Stochastic Gradient Descent(SGD):
- is the way of how to take data from dataset to do gradient descent with the optimizers such as Adam, RMSprop, Adadelta, Adagrad, etc.
- can do gradient descent with every single sample of a whole dataset one sample by one sample, taking the same number of steps as the samples of a whole dataset in one epoch. For example, a whole dataset has 100 samples(1x100), then gradient descent happens 100 times in one epoch which means model's parameters are updated 100 times in one epoch.

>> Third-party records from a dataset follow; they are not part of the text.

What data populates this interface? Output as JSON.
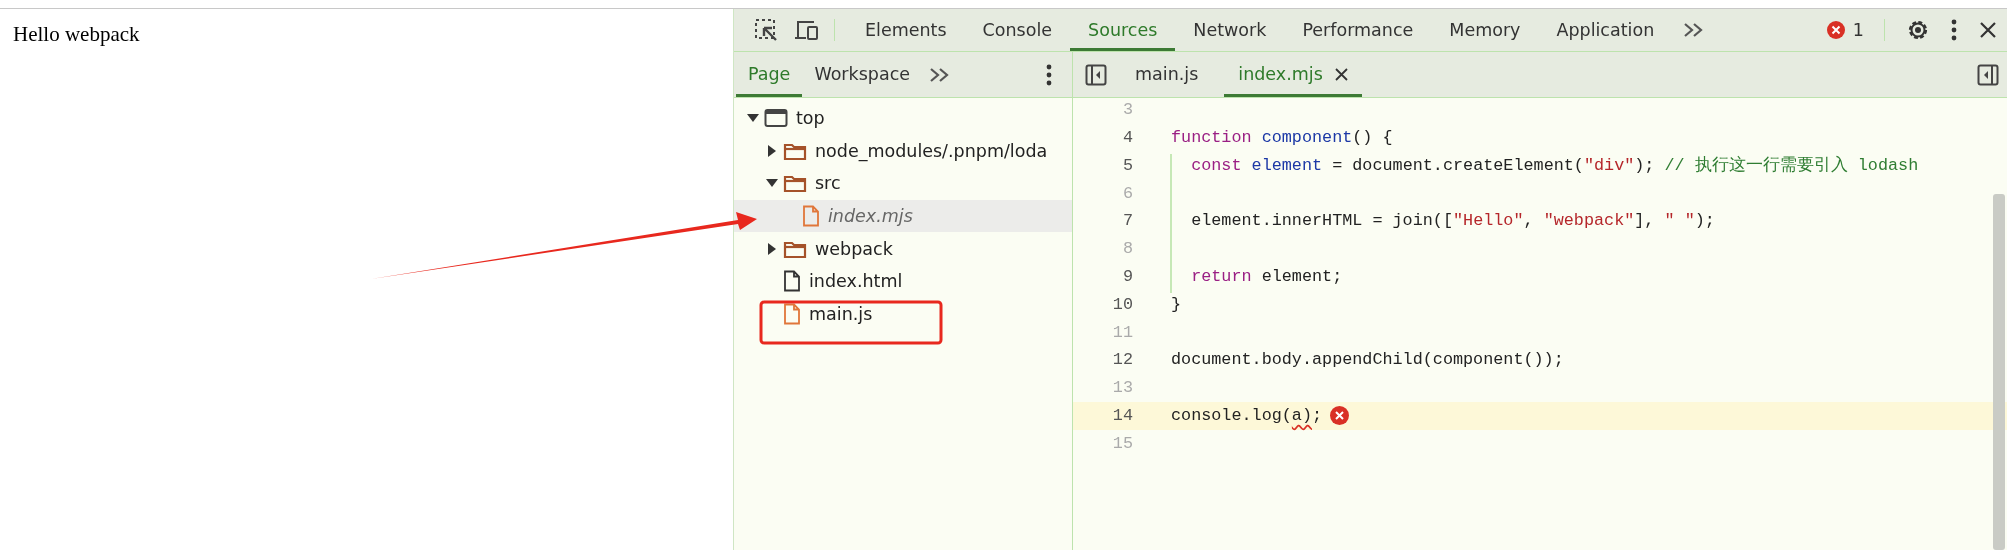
{
  "page": {
    "text": "Hello webpack"
  },
  "devtools": {
    "panel_tabs": [
      {
        "label": "Elements",
        "selected": false
      },
      {
        "label": "Console",
        "selected": false
      },
      {
        "label": "Sources",
        "selected": true
      },
      {
        "label": "Network",
        "selected": false
      },
      {
        "label": "Performance",
        "selected": false
      },
      {
        "label": "Memory",
        "selected": false
      },
      {
        "label": "Application",
        "selected": false
      }
    ],
    "error_count": "1",
    "navigator_tabs": [
      {
        "label": "Page",
        "selected": true
      },
      {
        "label": "Workspace",
        "selected": false
      }
    ],
    "file_tree": [
      {
        "label": "top",
        "kind": "frame",
        "expanded": true,
        "selected": false,
        "children": [
          {
            "label": "node_modules/.pnpm/loda",
            "kind": "folder",
            "expanded": false,
            "selected": false
          },
          {
            "label": "src",
            "kind": "folder",
            "expanded": true,
            "selected": false,
            "children": [
              {
                "label": "index.mjs",
                "kind": "script",
                "selected": true
              }
            ]
          },
          {
            "label": "webpack",
            "kind": "folder",
            "expanded": false,
            "selected": false
          },
          {
            "label": "index.html",
            "kind": "document",
            "selected": false
          },
          {
            "label": "main.js",
            "kind": "script",
            "selected": false
          }
        ]
      }
    ],
    "editor_tabs": [
      {
        "label": "main.js",
        "selected": false,
        "closable": false
      },
      {
        "label": "index.mjs",
        "selected": true,
        "closable": true
      }
    ],
    "code_lines": [
      {
        "number": "3",
        "highlighted": false,
        "error": false
      },
      {
        "number": "4",
        "highlighted": false,
        "error": false,
        "tokens": [
          {
            "kind": "keyword",
            "text": "function "
          },
          {
            "kind": "def",
            "text": "component"
          },
          {
            "kind": "plain",
            "text": "() {"
          }
        ]
      },
      {
        "number": "5",
        "highlighted": false,
        "error": false,
        "tokens": [
          {
            "kind": "keyword",
            "text": "  const "
          },
          {
            "kind": "def",
            "text": "element"
          },
          {
            "kind": "plain",
            "text": " = document.createElement("
          },
          {
            "kind": "string",
            "text": "\"div\""
          },
          {
            "kind": "plain",
            "text": "); "
          },
          {
            "kind": "comment",
            "text": "// 执行这一行需要引入 lodash"
          }
        ]
      },
      {
        "number": "6",
        "highlighted": false,
        "error": false
      },
      {
        "number": "7",
        "highlighted": false,
        "error": false,
        "tokens": [
          {
            "kind": "plain",
            "text": "  element.innerHTML = join(["
          },
          {
            "kind": "string",
            "text": "\"Hello\""
          },
          {
            "kind": "plain",
            "text": ", "
          },
          {
            "kind": "string",
            "text": "\"webpack\""
          },
          {
            "kind": "plain",
            "text": "], "
          },
          {
            "kind": "string",
            "text": "\" \""
          },
          {
            "kind": "plain",
            "text": ");"
          }
        ]
      },
      {
        "number": "8",
        "highlighted": false,
        "error": false
      },
      {
        "number": "9",
        "highlighted": false,
        "error": false,
        "tokens": [
          {
            "kind": "keyword",
            "text": "  return"
          },
          {
            "kind": "plain",
            "text": " element;"
          }
        ]
      },
      {
        "number": "10",
        "highlighted": false,
        "error": false,
        "tokens": [
          {
            "kind": "plain",
            "text": "}"
          }
        ]
      },
      {
        "number": "11",
        "highlighted": false,
        "error": false
      },
      {
        "number": "12",
        "highlighted": false,
        "error": false,
        "tokens": [
          {
            "kind": "plain",
            "text": "document.body.appendChild(component());"
          }
        ]
      },
      {
        "number": "13",
        "highlighted": false,
        "error": false
      },
      {
        "number": "14",
        "highlighted": true,
        "error": true,
        "tokens": [
          {
            "kind": "plain",
            "text": "console.log("
          },
          {
            "kind": "error",
            "text": "a)"
          },
          {
            "kind": "plain",
            "text": ";"
          }
        ]
      },
      {
        "number": "15",
        "highlighted": false,
        "error": false
      }
    ]
  }
}
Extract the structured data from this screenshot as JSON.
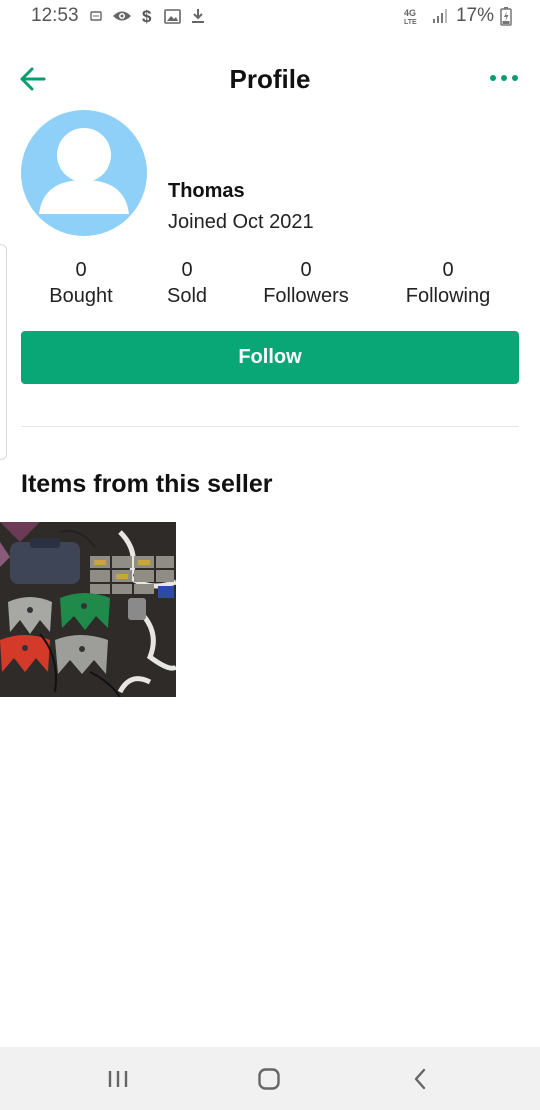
{
  "status_bar": {
    "time": "12:53",
    "battery_percent": "17%",
    "network": "4G LTE",
    "icons_left": [
      "message-icon",
      "eye-icon",
      "dollar-icon",
      "image-icon",
      "download-icon"
    ],
    "icons_right": [
      "4g-lte-icon",
      "signal-icon",
      "battery-charging-icon"
    ]
  },
  "header": {
    "title": "Profile",
    "back_icon": "arrow-left-icon",
    "more_icon": "more-options-icon",
    "accent_color": "#0a9c6f"
  },
  "profile": {
    "name": "Thomas",
    "joined": "Joined Oct 2021",
    "avatar_color": "#8ed0f7"
  },
  "stats": [
    {
      "value": "0",
      "label": "Bought"
    },
    {
      "value": "0",
      "label": "Sold"
    },
    {
      "value": "0",
      "label": "Followers"
    },
    {
      "value": "0",
      "label": "Following"
    }
  ],
  "follow_button": {
    "label": "Follow",
    "color": "#0aa776"
  },
  "items_section": {
    "title": "Items from this seller",
    "items": [
      {
        "image": "n64-console-controllers-photo"
      }
    ]
  },
  "nav_bar": {
    "buttons": [
      "recent-apps-icon",
      "home-icon",
      "back-nav-icon"
    ]
  }
}
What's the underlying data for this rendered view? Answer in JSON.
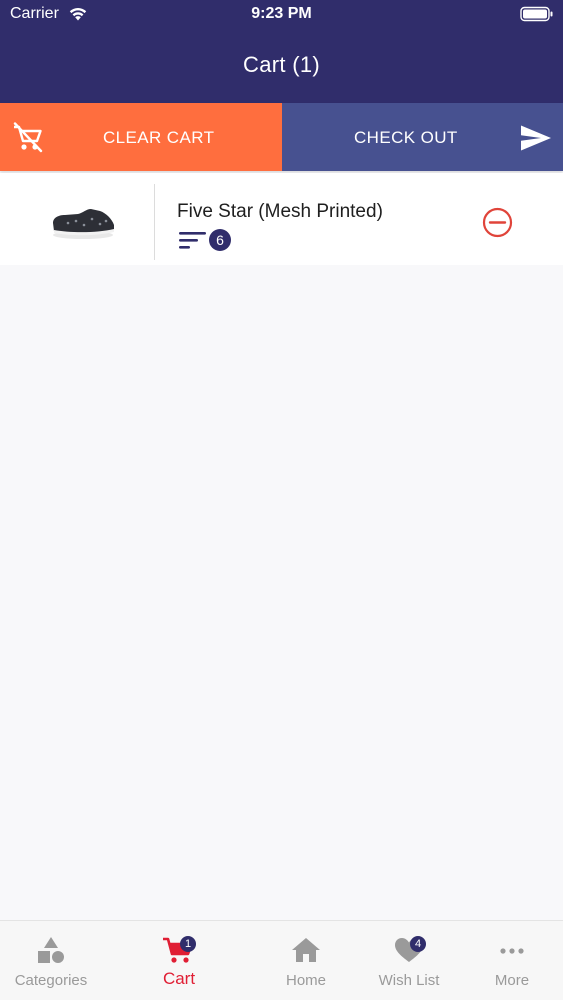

Adam(Adaptive Moment Estimation)(2014):
is the optimizer which can do gradient descent by automatically adapting learning rate to parameters, considering the past and current gradients, giving much more importance to newer gradients than Momentum(1964) with EWA to accelerate convergence by mitigating fluctuation.
*Memos:
- The learning rate is not fixed.
- EWA(Exponentially Weighted Average) is the algorithm to smooth a trend(to mitigate the fluctuation of a trend), considering the past and the current values, giving more importance to newer values.
- EWA is also called EWMA(Exponentially Weighted Moving Average).
is the combination of Momentum(1964) and RMSProp(2012).
uses Momentum(1964)'s EWA instead of RMSProp(2012)'s.